The Unknown Masterpiece: Why You Should Rush to Read Max Blecher
Literature lovers shouldn't miss 'Events of Immediate Reality'


- Max Blecher
- Adesiara
- Translation of Jana Balacciu Matei
- 144 pages / 16 euros
I have allowed myself to use the title of the news by Honoré de Balzac to head my article on the Romanian Jew Max Blecher (1909-1938) because, as I read him –admired–, I was overcome by the impression of finding myself before a masterpiece by an author –I need to admit– of whom, until recently, I had not. How do you explain Mr. Sam Abrams In the prologue, this one from 1936 is the first title of a trilogy that they completed Scarred hearts (1937) and Enlightened Falls. Sanatorium Diary, a work that the author finished before his death, but which was not published until 1971. Literature lovers should not miss this gem!
Events in immediate reality Perhaps it's not very inviting to historical reading, but it has at least one virtue: it sets out its philosophical ambition. The first chapter is, in this sense, the most difficult, but also the most programmatic. We might say we're reading one of those existentialist novels that use a more or less conventional plot to expose problems of transcendental gravity and dimension. Nausea, by Jean-Paul Sartre, let's say (more than not) The foreigner, by Albert Camus). The surprise is that Sartre published his best-known work in 1938, the same year that Blecher passed away, due to a serious illness, at the premature age of 29.
A novel of 'deformation'
"Who am I exactly?" asks the nameless protagonist of the play. And, throughout his life, we witness the strangeness that his condition as a living being causes him, now and before. It is, in fact, an insoluble strangeness in the face of the reality that surrounds him (in the face of "the ordinary appearance of things") and in the face of his own elusive identity. Young, fragile-looking, and sickly in nature, he suffers a series of crises that seem to temporarily distance him from the world—a world devoid of meaning. If my memory serves me correctly, Roquentin, the Sartrean character, suffered a severe crisis next to a chestnut tree in an urban park. For the man, the tree suddenly acquired another condition, vaguely human (things of existential contingency). Well, curiously, Blecher's favorite trees are chestnut trees, and there is a moment when his character also suffers from this. feels tree. On the other hand, the relationship the boy maintains with objects seems to precede that which the Sartrian protagonist will later maintain.
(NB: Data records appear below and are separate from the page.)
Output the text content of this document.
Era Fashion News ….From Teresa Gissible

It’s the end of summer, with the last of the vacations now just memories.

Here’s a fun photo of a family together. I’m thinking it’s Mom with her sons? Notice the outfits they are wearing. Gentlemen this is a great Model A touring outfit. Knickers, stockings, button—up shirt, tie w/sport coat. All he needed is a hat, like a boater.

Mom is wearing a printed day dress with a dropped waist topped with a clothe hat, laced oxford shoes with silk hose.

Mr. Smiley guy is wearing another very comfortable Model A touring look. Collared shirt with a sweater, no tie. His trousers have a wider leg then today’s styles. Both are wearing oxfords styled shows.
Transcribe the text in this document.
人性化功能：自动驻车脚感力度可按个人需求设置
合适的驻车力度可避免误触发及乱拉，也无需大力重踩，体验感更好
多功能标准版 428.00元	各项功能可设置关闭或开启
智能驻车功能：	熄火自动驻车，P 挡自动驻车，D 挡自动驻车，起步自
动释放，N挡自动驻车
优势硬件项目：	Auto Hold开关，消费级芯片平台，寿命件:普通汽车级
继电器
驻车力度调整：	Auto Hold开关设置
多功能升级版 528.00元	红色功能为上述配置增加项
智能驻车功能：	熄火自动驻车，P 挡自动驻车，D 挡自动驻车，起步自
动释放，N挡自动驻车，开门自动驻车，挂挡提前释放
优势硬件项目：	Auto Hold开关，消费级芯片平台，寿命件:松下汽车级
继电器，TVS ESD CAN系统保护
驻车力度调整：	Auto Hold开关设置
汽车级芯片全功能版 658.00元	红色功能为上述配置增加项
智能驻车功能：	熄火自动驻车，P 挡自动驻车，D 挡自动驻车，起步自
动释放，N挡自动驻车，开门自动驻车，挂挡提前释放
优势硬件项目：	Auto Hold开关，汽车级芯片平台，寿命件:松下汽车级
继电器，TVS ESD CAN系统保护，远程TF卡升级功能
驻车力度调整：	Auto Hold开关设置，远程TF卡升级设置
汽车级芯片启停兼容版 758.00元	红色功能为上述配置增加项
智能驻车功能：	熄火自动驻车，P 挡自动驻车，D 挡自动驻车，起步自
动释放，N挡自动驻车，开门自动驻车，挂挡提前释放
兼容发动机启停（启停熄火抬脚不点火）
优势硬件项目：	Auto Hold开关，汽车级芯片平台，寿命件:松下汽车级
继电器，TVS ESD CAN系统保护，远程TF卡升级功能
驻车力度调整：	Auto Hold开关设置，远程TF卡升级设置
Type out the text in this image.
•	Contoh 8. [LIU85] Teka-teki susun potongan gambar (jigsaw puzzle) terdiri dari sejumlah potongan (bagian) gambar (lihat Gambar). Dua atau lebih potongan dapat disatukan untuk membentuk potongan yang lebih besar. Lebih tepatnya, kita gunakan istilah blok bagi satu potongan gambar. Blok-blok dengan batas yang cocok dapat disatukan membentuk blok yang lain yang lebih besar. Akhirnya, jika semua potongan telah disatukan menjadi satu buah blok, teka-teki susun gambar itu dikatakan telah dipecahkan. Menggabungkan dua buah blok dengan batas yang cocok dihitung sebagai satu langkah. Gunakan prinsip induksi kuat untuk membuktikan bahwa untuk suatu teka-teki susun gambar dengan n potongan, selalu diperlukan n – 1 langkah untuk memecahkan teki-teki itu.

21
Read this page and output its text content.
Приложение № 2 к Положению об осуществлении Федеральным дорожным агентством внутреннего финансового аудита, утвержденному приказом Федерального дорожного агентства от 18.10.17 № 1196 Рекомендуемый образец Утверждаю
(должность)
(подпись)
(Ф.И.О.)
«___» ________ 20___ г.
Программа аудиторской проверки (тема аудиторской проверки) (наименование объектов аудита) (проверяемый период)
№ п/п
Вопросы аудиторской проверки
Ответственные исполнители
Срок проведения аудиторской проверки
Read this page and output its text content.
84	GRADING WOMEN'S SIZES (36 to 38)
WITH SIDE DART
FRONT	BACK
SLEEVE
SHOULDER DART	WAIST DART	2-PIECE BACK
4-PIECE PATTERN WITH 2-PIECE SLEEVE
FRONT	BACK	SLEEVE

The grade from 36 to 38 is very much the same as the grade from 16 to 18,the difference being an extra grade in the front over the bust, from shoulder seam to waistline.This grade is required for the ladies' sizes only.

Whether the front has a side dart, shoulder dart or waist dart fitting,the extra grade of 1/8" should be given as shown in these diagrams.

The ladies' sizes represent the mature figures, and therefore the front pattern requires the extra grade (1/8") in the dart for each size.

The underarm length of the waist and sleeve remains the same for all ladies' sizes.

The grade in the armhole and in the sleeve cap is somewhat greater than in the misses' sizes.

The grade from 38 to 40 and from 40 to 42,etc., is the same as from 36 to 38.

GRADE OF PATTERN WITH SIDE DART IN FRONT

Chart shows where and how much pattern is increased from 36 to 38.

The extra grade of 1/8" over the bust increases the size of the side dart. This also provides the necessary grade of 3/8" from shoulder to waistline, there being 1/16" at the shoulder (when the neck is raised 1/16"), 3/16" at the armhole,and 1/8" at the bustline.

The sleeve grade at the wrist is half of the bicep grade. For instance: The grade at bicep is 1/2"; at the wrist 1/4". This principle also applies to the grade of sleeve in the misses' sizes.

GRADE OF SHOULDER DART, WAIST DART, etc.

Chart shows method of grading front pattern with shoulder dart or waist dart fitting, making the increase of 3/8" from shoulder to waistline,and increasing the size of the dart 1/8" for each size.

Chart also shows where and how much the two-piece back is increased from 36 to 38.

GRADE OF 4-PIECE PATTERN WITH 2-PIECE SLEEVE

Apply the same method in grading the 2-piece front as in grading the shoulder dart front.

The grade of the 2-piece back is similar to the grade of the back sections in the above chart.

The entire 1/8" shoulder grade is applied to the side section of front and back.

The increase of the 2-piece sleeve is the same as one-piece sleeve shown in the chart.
Rather than a coming-of-age novel, we should refer to it as a fragmentary novel of deformation: The protagonist knows he cannot move forward. He understands sexual desire and enjoys its company, but suffers even more from its disappointment. Faced with familiar objects he hasn't had at hand for a long time, he relives "the melancholy of [...] childhood and that essential nostalgia for the uselessness of the world." ("Uselessness of the World": want a more transparent existentialist proclamation?) He admires madmen because they have shaken off their servitude to reality (to its conventions, its narrow limits): they are freer than sensible people and, for that very reason, capable of feeling "the true breadth of the world." The boy is obsessed with a panopticon museum, full of wax figures. However, in the end, only the clay weighs, which is everywhere. And death, which permeates everything. "Ordinary words are not valid at a certain depth of the soul," he concludes. And yet, how well Max Blecher conveyed to us the hallucinatory images of his protagonist through words!